Ведь должен существовать ответ на всё это… Почему бы ответу — не быть таким?
Никуда больше не торопясь, он вышел из подлеска, оставив осины и дальше трепетать у себя за спиной. Здесь качалась и гнулась высоченная трава — намного выше его ростом. Он брёл вдоль её кромки, совсем не думая о направлении. Ему было всё равно теперь, куда идти. Пройдёт ещё очень много времени, прежде чем эта стерва опять запоёт…
В сплошной стене травы вдруг обнажился вытоптанный кем-то проход — его наверняка оставил этот хлыщ… в пиджаке…
Трава была примята гораздо плотнее, чем это можно сделать подошвами туфель — так что хлыщ, вероятно, вот до этих самых пор так и полз на четвереньках… Бобби-Синкопа уже один раз терпеливо пережидал за деревьями, пока тот метался по подлеску в поисках выхода. Этот поросший травой пустырь — вдавался в осинник широким языком, и его запросто можно было обогнуть, просто следуя вдоль по границе двух сред — древесной и травяной… они иногда переплетались друг с другом, но чаше старались держаться порознь.
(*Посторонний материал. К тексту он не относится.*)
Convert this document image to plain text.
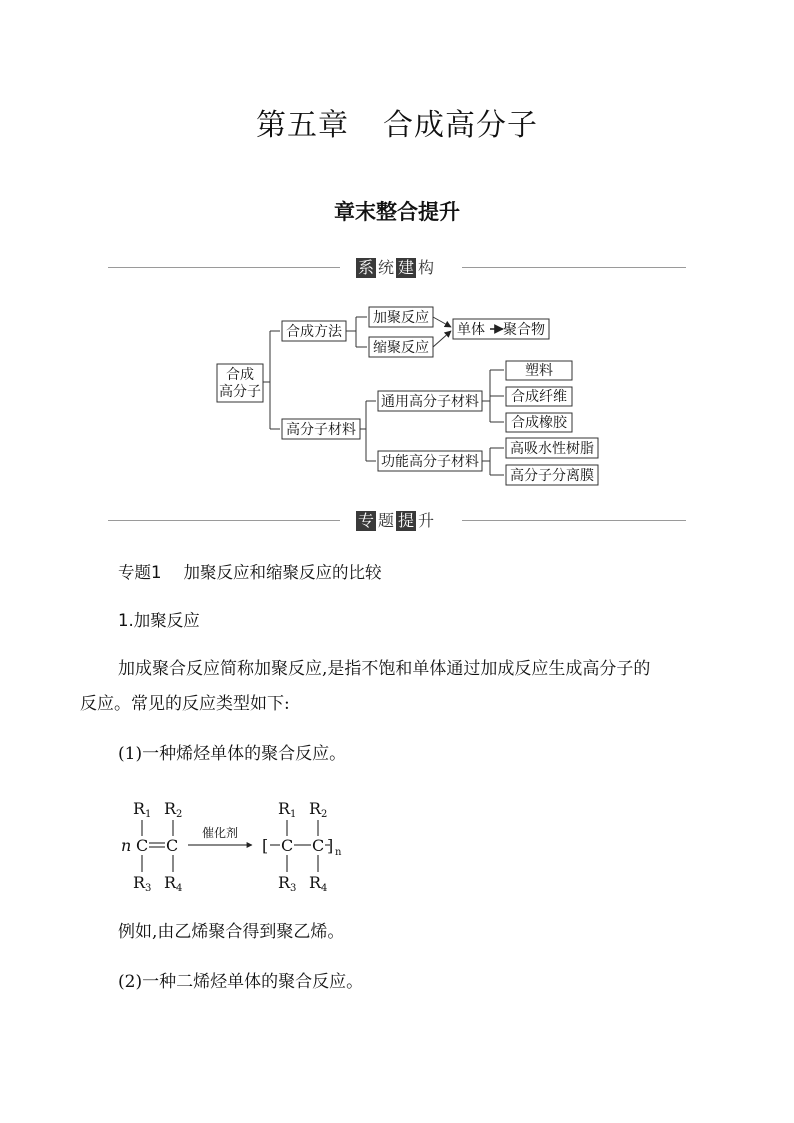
第五章 合成高分子
章末整合提升
系 统 建 构
合成
高分子
合成方法
高分子材料
加聚反应
缩聚反应
单体 聚合物
通用高分子材料
功能高分子材料
塑料
合成纤维
合成橡胶
高吸水性树脂
高分子分离膜
专 题 提 升
专题1 加聚反应和缩聚反应的比较
1.加聚反应
加成聚合反应简称加聚反应,是指不饱和单体通过加成反应生成高分子的
反应。常见的反应类型如下:
(1)一种烯烃单体的聚合反应。
R1 R2
n C C
R3 R4
催化剂
R1 R2
[ C C ] n
R3 R4
例如,由乙烯聚合得到聚乙烯。
(2)一种二烯烃单体的聚合反应。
Но, должно быть, после их постыдной и скоротечной стычки — этот хлыщ настолько поддался панике, что попытался скрыться в высокой траве — как безвредный уж, на которого ненароком наступили.
Бобби-Синкопа остановился, поймав ветер лицом и капюшоном.
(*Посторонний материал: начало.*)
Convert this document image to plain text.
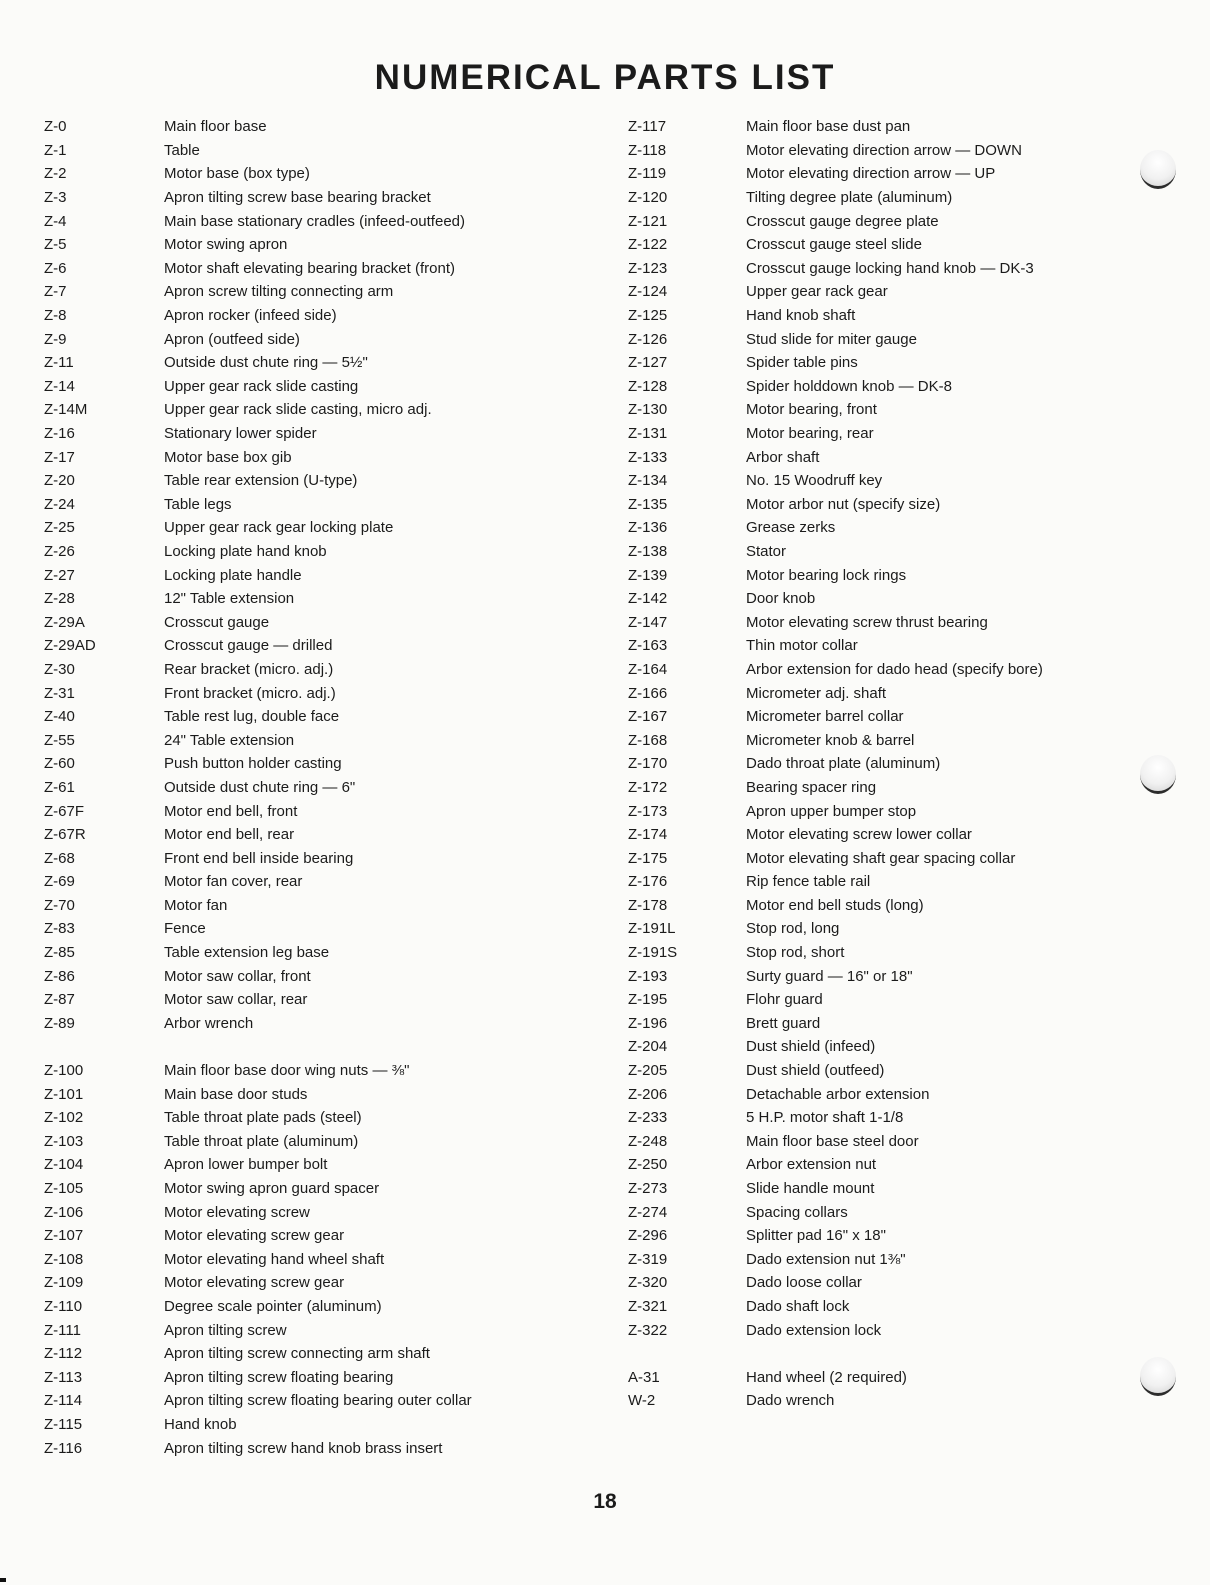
NUMERICAL PARTS LIST
Z-0	Main floor base
Z-1	Table
Z-2	Motor base (box type)
Z-3	Apron tilting screw base bearing bracket
Z-4	Main base stationary cradles (infeed-outfeed)
Z-5	Motor swing apron
Z-6	Motor shaft elevating bearing bracket (front)
Z-7	Apron screw tilting connecting arm
Z-8	Apron rocker (infeed side)
Z-9	Apron (outfeed side)
Z-11	Outside dust chute ring — 5½"
Z-14	Upper gear rack slide casting
Z-14M	Upper gear rack slide casting, micro adj.
Z-16	Stationary lower spider
Z-17	Motor base box gib
Z-20	Table rear extension (U-type)
Z-24	Table legs
Z-25	Upper gear rack gear locking plate
Z-26	Locking plate hand knob
Z-27	Locking plate handle
Z-28	12" Table extension
Z-29A	Crosscut gauge
Z-29AD	Crosscut gauge — drilled
Z-30	Rear bracket (micro. adj.)
Z-31	Front bracket (micro. adj.)
Z-40	Table rest lug, double face
Z-55	24" Table extension
Z-60	Push button holder casting
Z-61	Outside dust chute ring — 6"
Z-67F	Motor end bell, front
Z-67R	Motor end bell, rear
Z-68	Front end bell inside bearing
Z-69	Motor fan cover, rear
Z-70	Motor fan
Z-83	Fence
Z-85	Table extension leg base
Z-86	Motor saw collar, front
Z-87	Motor saw collar, rear
Z-89	Arbor wrench
Z-100	Main floor base door wing nuts — ⅜"
Z-101	Main base door studs
Z-102	Table throat plate pads (steel)
Z-103	Table throat plate (aluminum)
Z-104	Apron lower bumper bolt
Z-105	Motor swing apron guard spacer
Z-106	Motor elevating screw
Z-107	Motor elevating screw gear
Z-108	Motor elevating hand wheel shaft
Z-109	Motor elevating screw gear
Z-110	Degree scale pointer (aluminum)
Z-111	Apron tilting screw
Z-112	Apron tilting screw connecting arm shaft
Z-113	Apron tilting screw floating bearing
Z-114	Apron tilting screw floating bearing outer collar
Z-115	Hand knob
Z-116	Apron tilting screw hand knob brass insert
Z-117	Main floor base dust pan
Z-118	Motor elevating direction arrow — DOWN
Z-119	Motor elevating direction arrow — UP
Z-120	Tilting degree plate (aluminum)
Z-121	Crosscut gauge degree plate
Z-122	Crosscut gauge steel slide
Z-123	Crosscut gauge locking hand knob — DK-3
Z-124	Upper gear rack gear
Z-125	Hand knob shaft
Z-126	Stud slide for miter gauge
Z-127	Spider table pins
Z-128	Spider holddown knob — DK-8
Z-130	Motor bearing, front
Z-131	Motor bearing, rear
Z-133	Arbor shaft
Z-134	No. 15 Woodruff key
Z-135	Motor arbor nut (specify size)
Z-136	Grease zerks
Z-138	Stator
Z-139	Motor bearing lock rings
Z-142	Door knob
Z-147	Motor elevating screw thrust bearing
Z-163	Thin motor collar
Z-164	Arbor extension for dado head (specify bore)
Z-166	Micrometer adj. shaft
Z-167	Micrometer barrel collar
Z-168	Micrometer knob & barrel
Z-170	Dado throat plate (aluminum)
Z-172	Bearing spacer ring
Z-173	Apron upper bumper stop
Z-174	Motor elevating screw lower collar
Z-175	Motor elevating shaft gear spacing collar
Z-176	Rip fence table rail
Z-178	Motor end bell studs (long)
Z-191L	Stop rod, long
Z-191S	Stop rod, short
Z-193	Surty guard — 16" or 18"
Z-195	Flohr guard
Z-196	Brett guard
Z-204	Dust shield (infeed)
Z-205	Dust shield (outfeed)
Z-206	Detachable arbor extension
Z-233	5 H.P. motor shaft 1-1/8
Z-248	Main floor base steel door
Z-250	Arbor extension nut
Z-273	Slide handle mount
Z-274	Spacing collars
Z-296	Splitter pad 16" x 18"
Z-319	Dado extension nut 1⅜"
Z-320	Dado loose collar
Z-321	Dado shaft lock
Z-322	Dado extension lock
A-31	Hand wheel (2 required)
W-2	Dado wrench
18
Порыв был настолько силен, что его покачнуло. Отвороты накидки вобрали ветер и надулись парусом. Он слушал, как барабанит дождь по брезенту на его голове. Дождь уже стихал — капли его укрупнились и стали реже. Он вытянул руку и поймал несколько последних. Они расшиблись мокрыми кляксами… потом эти кляксы сползли одна в другую, образовав мелкую лужицу на дне ладони. Бобби-Синкопа осушил её, просто коснувшись этой воды горячим ртом. У неё был терпкий земляной привкус — как у всего вокруг. Дождь уже не шёл, а постреливал — изредка, отдельными каплями.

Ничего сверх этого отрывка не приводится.